Passivity-Based Gain-Scheduled Control with Scheduling Matrices
Sepehr Moalemi, James Richard Forbes
TL;DR
This work extends passivity-based gain scheduling to matrix scheduling signals, enabling richer design freedom for MIMO systems while preserving stability via the passivity framework. It proves that a matrix-gain-scheduled controller composed of VSP subcontrollers remains VSP when scheduling matrices are strongly active and bounded, generalizing prior scalar-signal results. SPR subcontrollers are synthesized using LQR with the Kalman–Yakubov-Popov (KYP) lemma, with multiple linearization points for a rigid two-link planar manipulator; a constant feedthrough ensures VSP behavior. Numerical simulations show that matrix scheduling outperforms scalar scheduling by achieving substantially lower RMS tracking errors, while torque demands remain comparable, highlighting practical gains in performance and flexibility for uncertain nonlinear plants.
Abstract
This paper considers gain-scheduling of very strictly passive (VSP) subcontrollers using scheduling matrices.
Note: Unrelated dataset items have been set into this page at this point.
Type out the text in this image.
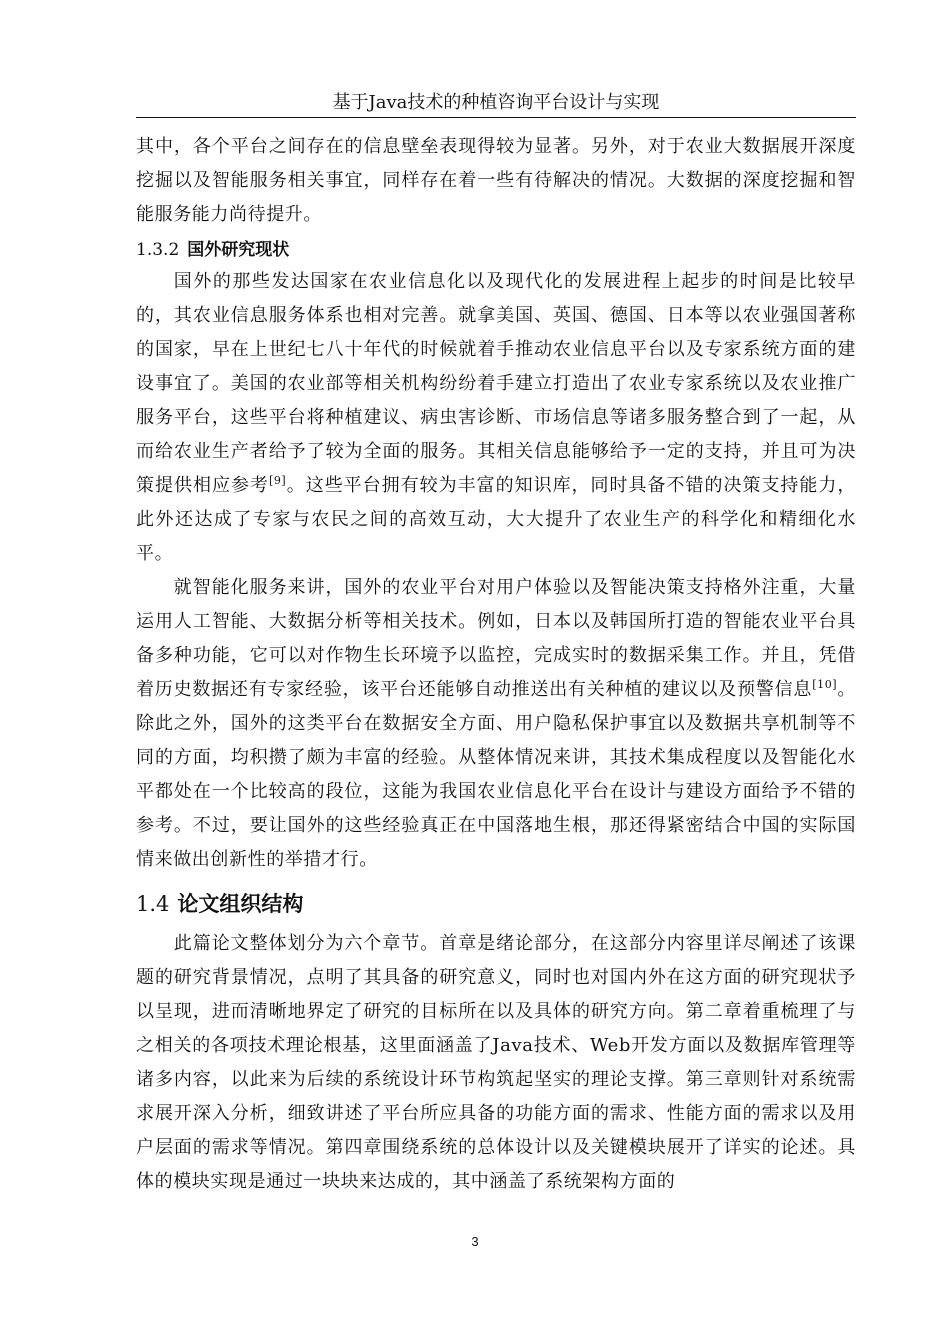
基于Java技术的种植咨询平台设计与实现

其中，各个平台之间存在的信息壁垒表现得较为显著。另外，对于农业大数据展开深度挖掘以及智能服务相关事宜，同样存在着一些有待解决的情况。大数据的深度挖掘和智能服务能力尚待提升。

1.3.2 国外研究现状

国外的那些发达国家在农业信息化以及现代化的发展进程上起步的时间是比较早的，其农业信息服务体系也相对完善。就拿美国、英国、德国、日本等以农业强国著称的国家，早在上世纪七八十年代的时候就着手推动农业信息平台以及专家系统方面的建设事宜了。美国的农业部等相关机构纷纷着手建立打造出了农业专家系统以及农业推广服务平台，这些平台将种植建议、病虫害诊断、市场信息等诸多服务整合到了一起，从而给农业生产者给予了较为全面的服务。其相关信息能够给予一定的支持，并且可为决策提供相应参考[9]。这些平台拥有较为丰富的知识库，同时具备不错的决策支持能力，此外还达成了专家与农民之间的高效互动，大大提升了农业生产的科学化和精细化水平。

就智能化服务来讲，国外的农业平台对用户体验以及智能决策支持格外注重，大量运用人工智能、大数据分析等相关技术。例如，日本以及韩国所打造的智能农业平台具备多种功能，它可以对作物生长环境予以监控，完成实时的数据采集工作。并且，凭借着历史数据还有专家经验，该平台还能够自动推送出有关种植的建议以及预警信息[10]。除此之外，国外的这类平台在数据安全方面、用户隐私保护事宜以及数据共享机制等不同的方面，均积攒了颇为丰富的经验。从整体情况来讲，其技术集成程度以及智能化水平都处在一个比较高的段位，这能为我国农业信息化平台在设计与建设方面给予不错的参考。不过，要让国外的这些经验真正在中国落地生根，那还得紧密结合中国的实际国情来做出创新性的举措才行。

1.4 论文组织结构

此篇论文整体划分为六个章节。首章是绪论部分，在这部分内容里详尽阐述了该课题的研究背景情况，点明了其具备的研究意义，同时也对国内外在这方面的研究现状予以呈现，进而清晰地界定了研究的目标所在以及具体的研究方向。第二章着重梳理了与之相关的各项技术理论根基，这里面涵盖了Java技术、Web开发方面以及数据库管理等诸多内容，以此来为后续的系统设计环节构筑起坚实的理论支撑。第三章则针对系统需求展开深入分析，细致讲述了平台所应具备的功能方面的需求、性能方面的需求以及用户层面的需求等情况。第四章围绕系统的总体设计以及关键模块展开了详实的论述。具体的模块实现是通过一块块来达成的，其中涵盖了系统架构方面的

3
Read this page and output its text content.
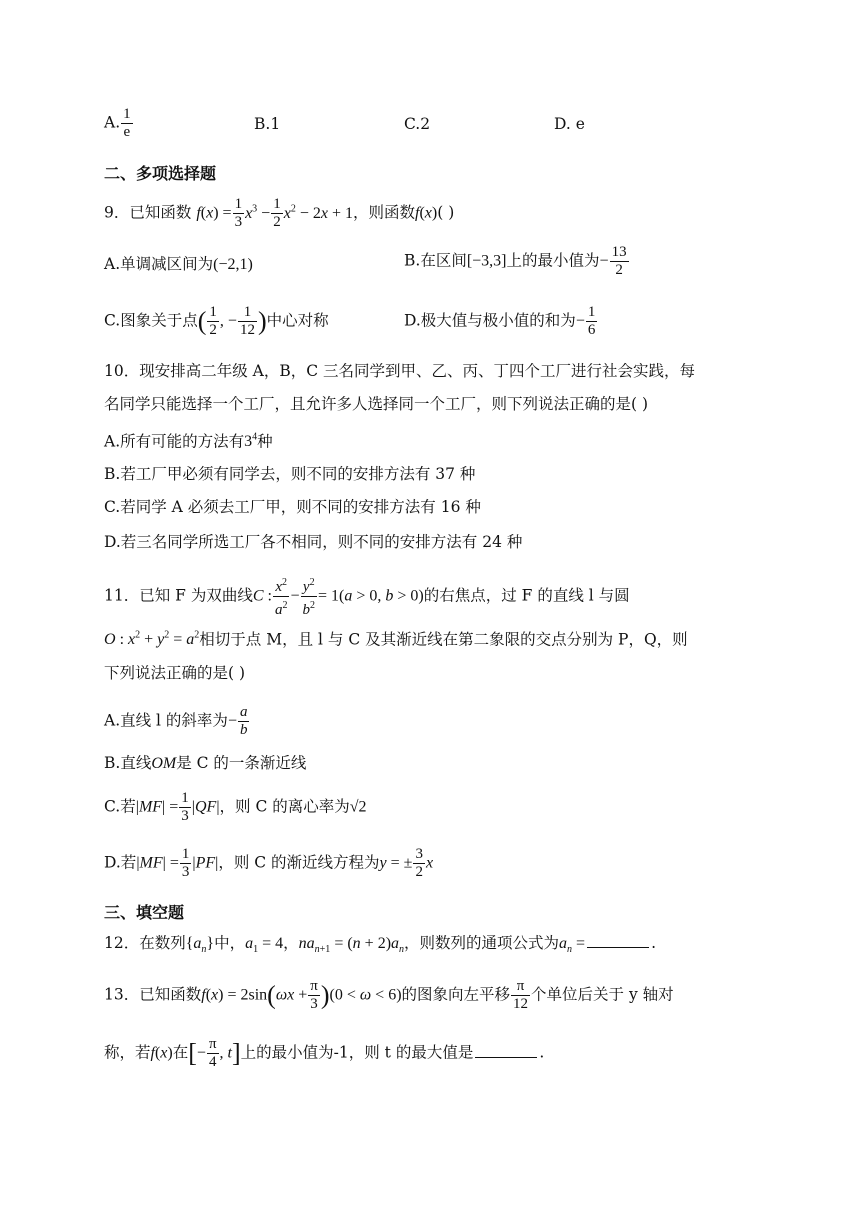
A. $\frac{1}{e}$	B.1	C.2	D. e
二、多项选择题
9．已知函数 $f(x) = \frac{1}{3} x^3 - \frac{1}{2} x^2 - 2x + 1$，则函数f(x)( )
A.单调减区间为(−2,1)	B.在区间[−3,3]上的最小值为− $\frac{13}{2}$
C.图象关于点( $\frac{1}{2}$ , − $\frac{1}{12}$ )中心对称	D.极大值与极小值的和为− $\frac{1}{6}$
10．现安排高二年级 A，B，C 三名同学到甲、乙、丙、丁四个工厂进行社会实践，每
名同学只能选择一个工厂，且允许多人选择同一个工厂，则下列说法正确的是( )
A.所有可能的方法有$3^4$种
B.若工厂甲必须有同学去，则不同的安排方法有 37 种
C.若同学 A 必须去工厂甲，则不同的安排方法有 16 种
D.若三名同学所选工厂各不相同，则不同的安排方法有 24 种
11．已知 F 为双曲线C : $\frac{x^2}{a^2} - \frac{y^2}{b^2} = 1(a > 0$, b > 0)的右焦点，过 F 的直线 l 与圆
O : $x^2 + y^2 = a^2$相切于点 M，且 l 与 C 及其渐近线在第二象限的交点分别为 P，Q，则
下列说法正确的是( )
A.直线 l 的斜率为− $\frac{a}{b}$
B.直线OM是 C 的一条渐近线
C.若$|MF| = \frac{1}{3} |QF|$，则 C 的离心率为√2
D.若$|MF| = \frac{1}{3} |PF|$，则 C 的渐近线方程为y = ± $\frac{3}{2}$ x
三、填空题
12．在数列$\{a_n\}$中，$a_1 = 4$，$na_{n+1} = (n + 2)a_n$，则数列的通项公式为$a_n$ =	.
13．已知函数$f(x) = 2\sin(\omega x + \frac{\pi}{3} )(0 < \omega < 6)$的图象向左平移 $\frac{\pi}{12}$ 个单位后关于 y 轴对
称，若f(x)在[− $\frac{\pi}{4}$ , t]上的最小值为-1，则 t 的最大值是	.
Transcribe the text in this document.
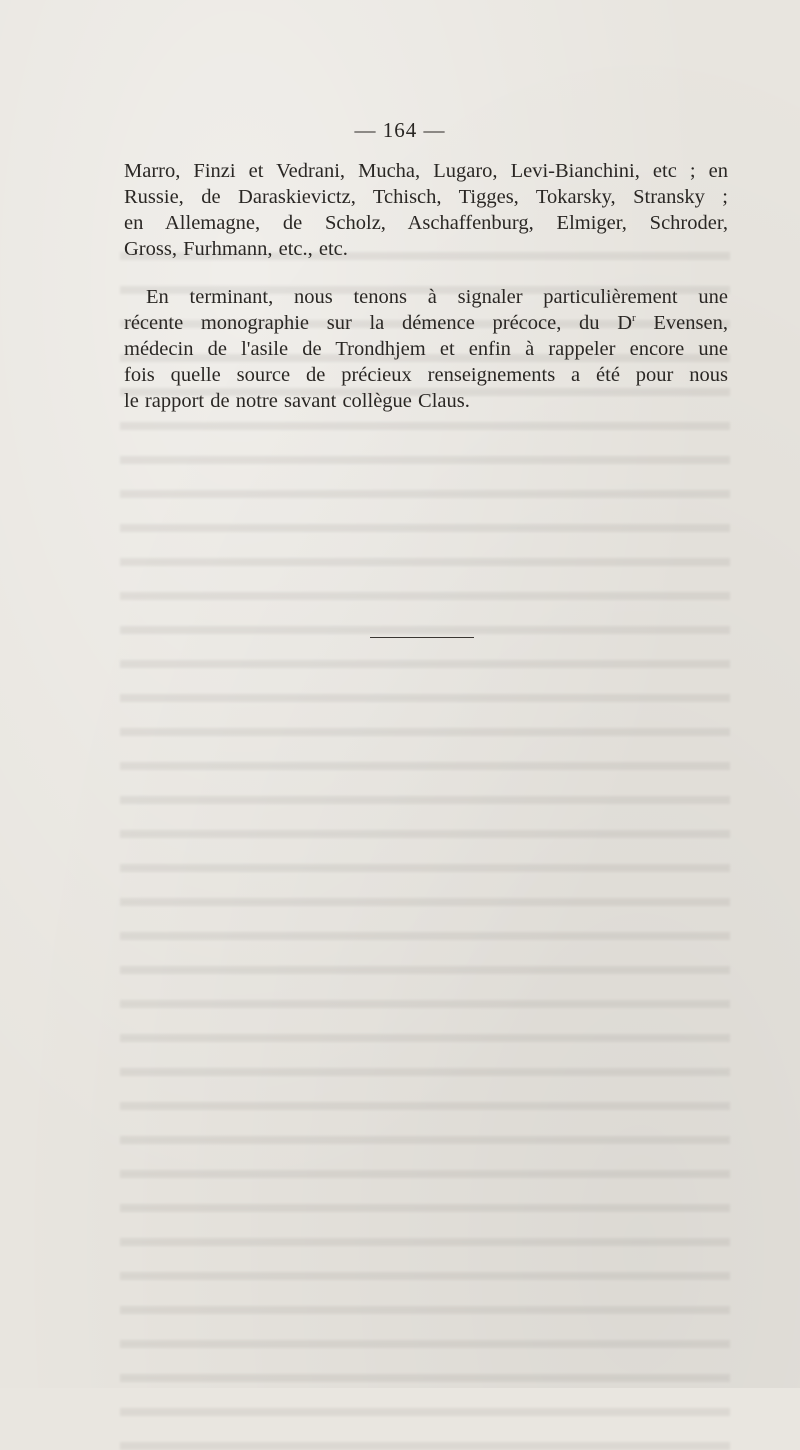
— 164 —

Marro, Finzi et Vedrani, Mucha, Lugaro, Levi-Bianchini, etc ; en
Russie, de Daraskievictz, Tchisch, Tigges, Tokarsky, Stransky ;
en Allemagne, de Scholz, Aschaffenburg, Elmiger, Schroder,
Gross, Furhmann, etc., etc.

En terminant, nous tenons à signaler particulièrement une
récente monographie sur la démence précoce, du $D^r$ Evensen,
médecin de l'asile de Trondhjem et enfin à rappeler encore une
fois quelle source de précieux renseignements a été pour nous
le rapport de notre savant collègue Claus.
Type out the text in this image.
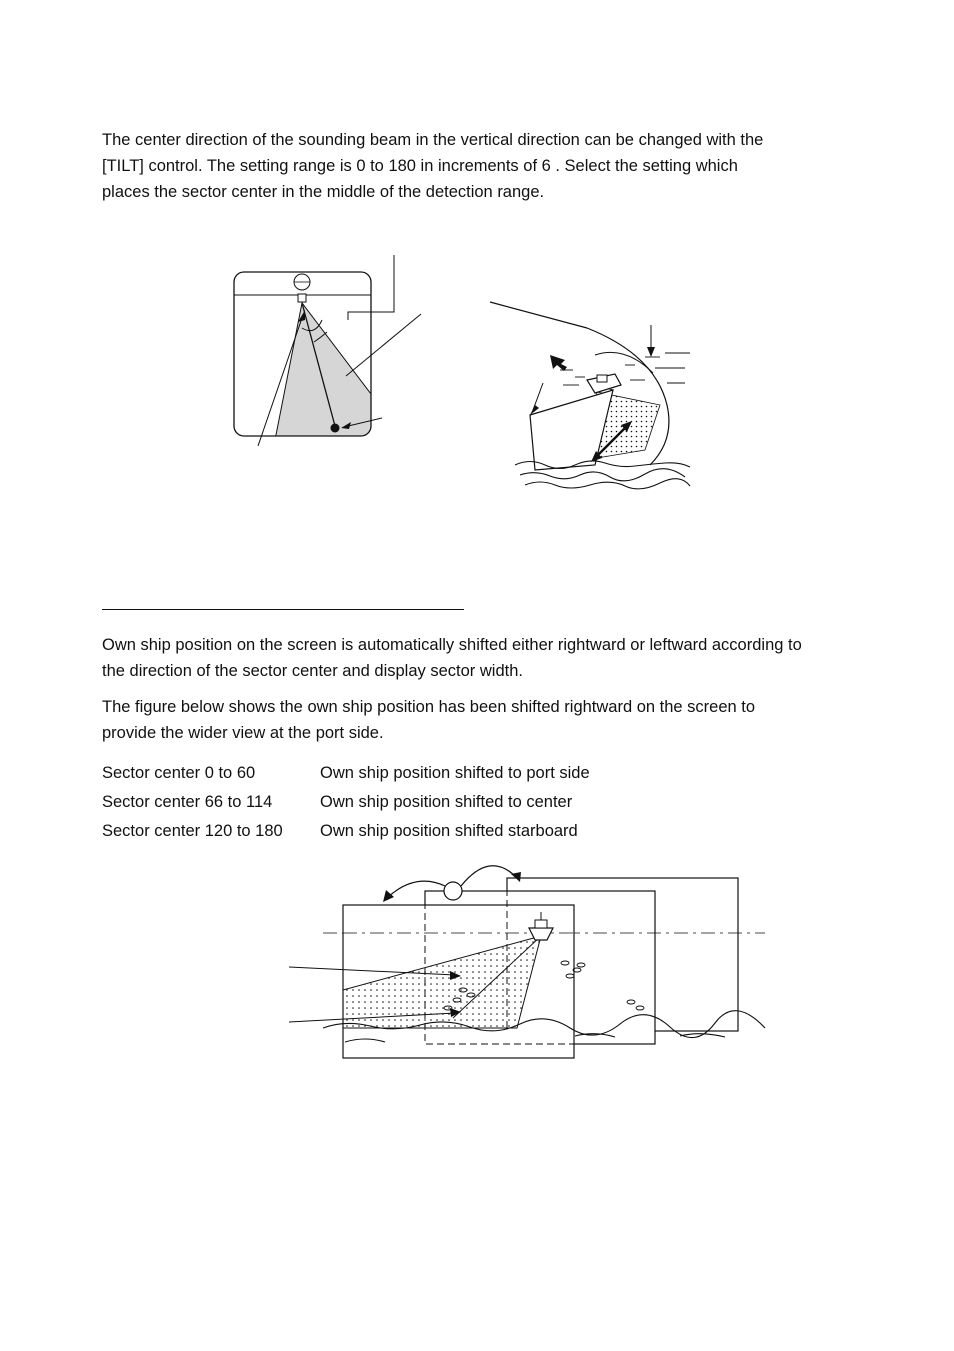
The center direction of the sounding beam in the vertical direction can be changed with the
[TILT] control. The setting range is 0 to 180 in increments of 6 . Select the setting which
places the sector center in the middle of the detection range.
Own ship position on the screen is automatically shifted either rightward or leftward according to
the direction of the sector center and display sector width.
The figure below shows the own ship position has been shifted rightward on the screen to
provide the wider view at the port side.
Sector center 0 to 60	Own ship position shifted to port side
Sector center 66 to 114	Own ship position shifted to center
Sector center 120 to 180	Own ship position shifted starboard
The use of scheduling matrices, over scalar scheduling signals, realizes greater design freedom, which in turn can improve closed-loop performance. The form and properties of the scheduling matrices such that the overall gain-scheduled controller is VSP are explicitly discussed. The proposed gain-scheduled VSP controller is used to control a rigid two-link robot subject to model uncertainty where robust input-output stability is assured via the passivity theorem. Numerical simulation results highlight the greater design freedom, resulting in improved performance, when scheduling matrices are used over scalar scheduled signals.